My first experience that I can recall of a beer with added fruit was Liefmans Kriekbier, to many people this is a 'cherry beer' or as some might wrongly say a 'cherry lager', but it's much more than that. The cherries used to make this beer are harvested each July and then the beer is cellared for a whole year. This is no ordinary fruity girly beer. It has a sour edge, giving it a grown up feel, yet it still is easy to drink and appeals to all types. So after the kriek I wanted to try Liefmans Frambozenbier. This one is brewed with raspberries and is lighter in alcohol and sweeter in taste but it still has a sour edge, probably due to the base beer being the excellent Goudenband. I continued to try all the Belgian fruit beers I could get my hands on: Lindemans Kriek, Belle-Vue Kriek, Mort Subite Kriek, Timmermans Kriek, Timmermans Framboise, Mort-Subite Peche (peaches wow, that's another type of fruit), Timmermans Peche, Jacobins Kriek and so on. Unbeknownst to my knowledge of such things I was actually drinking lambics. Albeit they were very friendly and quite sweet lambics, but lambics all the same. Then I actually started to read about lambics, and particularly the fruit lambics of Boon, Cantillon and Hanssens. I read about these and naturally wanted to try them. Tim Webb and Michael Jackson said how good they were. I must like them surely?
So on my first trip to 't Brugs Beertje I ordered myself a Cantillon Kriek. Some guy at the bar commented how I must know my stuff to be ordering Cantillon. I just smiled casually. That first Cantillon was sourer than any other beer I'd ever had but I drank it slowly and savoured its complexity. I was now hooked and wanted to try more and more of these crazy sour fruit beers, and other not so sour fruit beers.
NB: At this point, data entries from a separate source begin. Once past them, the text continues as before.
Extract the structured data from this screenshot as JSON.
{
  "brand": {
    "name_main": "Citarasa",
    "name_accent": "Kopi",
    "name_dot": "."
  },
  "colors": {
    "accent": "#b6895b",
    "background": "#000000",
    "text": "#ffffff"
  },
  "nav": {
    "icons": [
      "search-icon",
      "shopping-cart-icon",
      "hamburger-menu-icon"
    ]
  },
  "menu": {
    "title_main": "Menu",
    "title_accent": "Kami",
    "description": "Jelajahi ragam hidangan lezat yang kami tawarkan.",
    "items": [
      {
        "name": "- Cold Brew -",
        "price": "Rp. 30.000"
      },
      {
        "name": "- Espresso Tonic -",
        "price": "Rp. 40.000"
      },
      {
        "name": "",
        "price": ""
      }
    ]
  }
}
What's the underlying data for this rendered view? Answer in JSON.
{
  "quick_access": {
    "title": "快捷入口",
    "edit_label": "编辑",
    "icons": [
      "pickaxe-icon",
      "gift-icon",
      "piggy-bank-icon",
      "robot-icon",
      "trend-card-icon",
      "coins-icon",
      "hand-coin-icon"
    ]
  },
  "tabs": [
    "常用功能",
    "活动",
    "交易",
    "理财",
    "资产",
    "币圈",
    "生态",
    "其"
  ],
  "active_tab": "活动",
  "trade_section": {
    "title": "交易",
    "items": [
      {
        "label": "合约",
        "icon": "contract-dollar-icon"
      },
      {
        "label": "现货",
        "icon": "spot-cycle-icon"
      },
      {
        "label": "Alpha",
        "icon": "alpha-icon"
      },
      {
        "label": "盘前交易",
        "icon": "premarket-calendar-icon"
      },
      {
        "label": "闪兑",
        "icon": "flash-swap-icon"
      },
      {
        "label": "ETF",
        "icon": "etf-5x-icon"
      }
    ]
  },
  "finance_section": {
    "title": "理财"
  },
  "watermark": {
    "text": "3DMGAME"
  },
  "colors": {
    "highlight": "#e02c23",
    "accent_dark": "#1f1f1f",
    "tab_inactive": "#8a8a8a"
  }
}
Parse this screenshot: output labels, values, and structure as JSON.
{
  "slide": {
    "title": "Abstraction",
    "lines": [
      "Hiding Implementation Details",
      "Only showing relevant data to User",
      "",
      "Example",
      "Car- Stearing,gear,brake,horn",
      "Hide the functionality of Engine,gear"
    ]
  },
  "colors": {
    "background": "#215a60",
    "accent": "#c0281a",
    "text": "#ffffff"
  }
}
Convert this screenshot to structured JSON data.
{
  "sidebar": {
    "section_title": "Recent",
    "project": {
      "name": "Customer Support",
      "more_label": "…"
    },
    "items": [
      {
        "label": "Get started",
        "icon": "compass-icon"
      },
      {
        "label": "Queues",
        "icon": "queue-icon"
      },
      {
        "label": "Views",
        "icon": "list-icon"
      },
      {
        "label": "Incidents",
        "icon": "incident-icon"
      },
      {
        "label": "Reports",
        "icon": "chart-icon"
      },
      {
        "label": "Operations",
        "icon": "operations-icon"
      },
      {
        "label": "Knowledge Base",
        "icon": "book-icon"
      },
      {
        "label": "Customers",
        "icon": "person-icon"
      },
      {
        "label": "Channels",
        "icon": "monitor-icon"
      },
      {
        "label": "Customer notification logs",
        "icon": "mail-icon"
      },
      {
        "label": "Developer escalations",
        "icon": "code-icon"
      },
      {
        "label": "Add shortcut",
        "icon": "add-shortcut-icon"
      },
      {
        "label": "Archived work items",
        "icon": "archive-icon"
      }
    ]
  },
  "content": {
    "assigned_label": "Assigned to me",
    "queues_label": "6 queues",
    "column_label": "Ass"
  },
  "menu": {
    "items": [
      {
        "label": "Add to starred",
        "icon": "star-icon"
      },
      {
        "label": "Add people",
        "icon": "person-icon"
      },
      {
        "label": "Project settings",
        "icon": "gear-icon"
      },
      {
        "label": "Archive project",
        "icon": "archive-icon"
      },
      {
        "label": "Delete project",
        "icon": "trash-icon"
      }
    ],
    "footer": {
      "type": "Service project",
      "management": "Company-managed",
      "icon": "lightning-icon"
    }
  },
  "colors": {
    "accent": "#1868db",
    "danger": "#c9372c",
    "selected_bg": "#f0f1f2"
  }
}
I've discovered more breweries who produce 'fruit beers' and over the years I have had such cracking beers as 3 Fonteinen Schaerbeekse Kriek, De Cam Oude Kriek, New Glarus Belgian Red, De Ranke Kriek, Kriekdebie and others.
I've had fruit beers brewed with Apples, Limes, Blackberries, Apricots, Grapefruits, Plums, Prunes and pretty much all other fruits. I've even had a fairly awful Rhubarb Beer.
There is no doubt that fruit beers appeal to a massive cross section of beer drinkers and also those who would not normally drink beer. Whether they be sweet or whether they be sour, fruit beers are here to stay. One day you may even get a stand up comic calling out Fruit and Beer - TOGETHER?